Sharma, Himanshu (The University of Texas at Austin) | Lu, Jun (The University of Texas at Austin) | Weerasooriya, Upali P. (The University of Texas at Austin) | Pope, Gary A. (The University of Texas at Austin) | Mohanty, Kishore K. (The University of Texas at Austin)
Recent studies on the use of ammonia as an alkali for performing alkali-surfactant-polymer (ASP) floods have shed light on its advantages over conventional alkalis such as lower alkali requirements, ease of transportation and storage. This study is aimed towards understanding surfactant adsorption in sandstone and carbonate rocks in the presence of ammonia.

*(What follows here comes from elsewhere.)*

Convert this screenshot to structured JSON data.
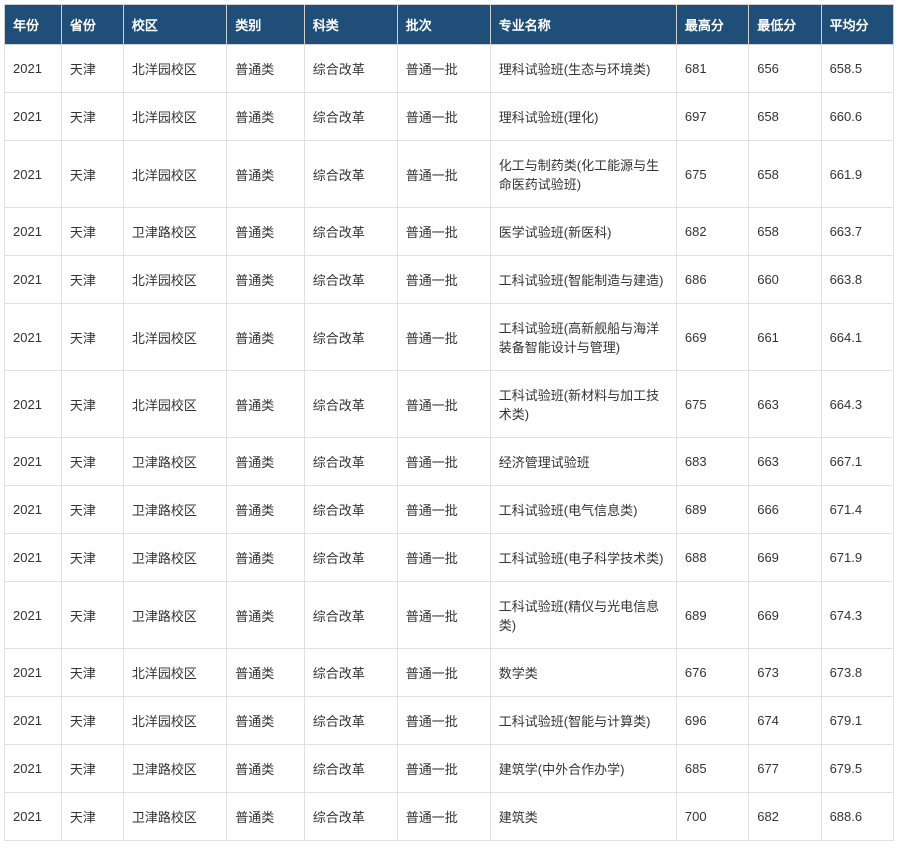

Zeta potential measurements were performed to characterize Bandera brown sandstone and Silurian dolomite surfaces in the presence of ammonia and sodium carbonate. A series of experiments were performed with and without ammonia such as static surfactant adsorption experiments on crushed Bandera brown sandstone and Silurian dolomite rocks, single phase surfactant transport experiments in sandstone and carbonate cores, surfactant phase behavior to identify an ultra-low interfacial tension (IFT) surfactant formulation, and oil recovery coreflood experiments using these surfactant formulations. Zeta potential measurements showed a reduction in zeta potential of Bandera brown and Silurian dolomite by adding ammonia to increase the pH. Surfactant adsorption experiments showed that ammonia was able to reduce the adsorption on sandstones, but not much difference was observed for carbonates. The ultra-low IFT surfactant formulations developed with and without ammonia showed very similar phase behavior. High oil recoveries and very low surfactant retentions were observed in the oil recovery experiments performed in sandstones.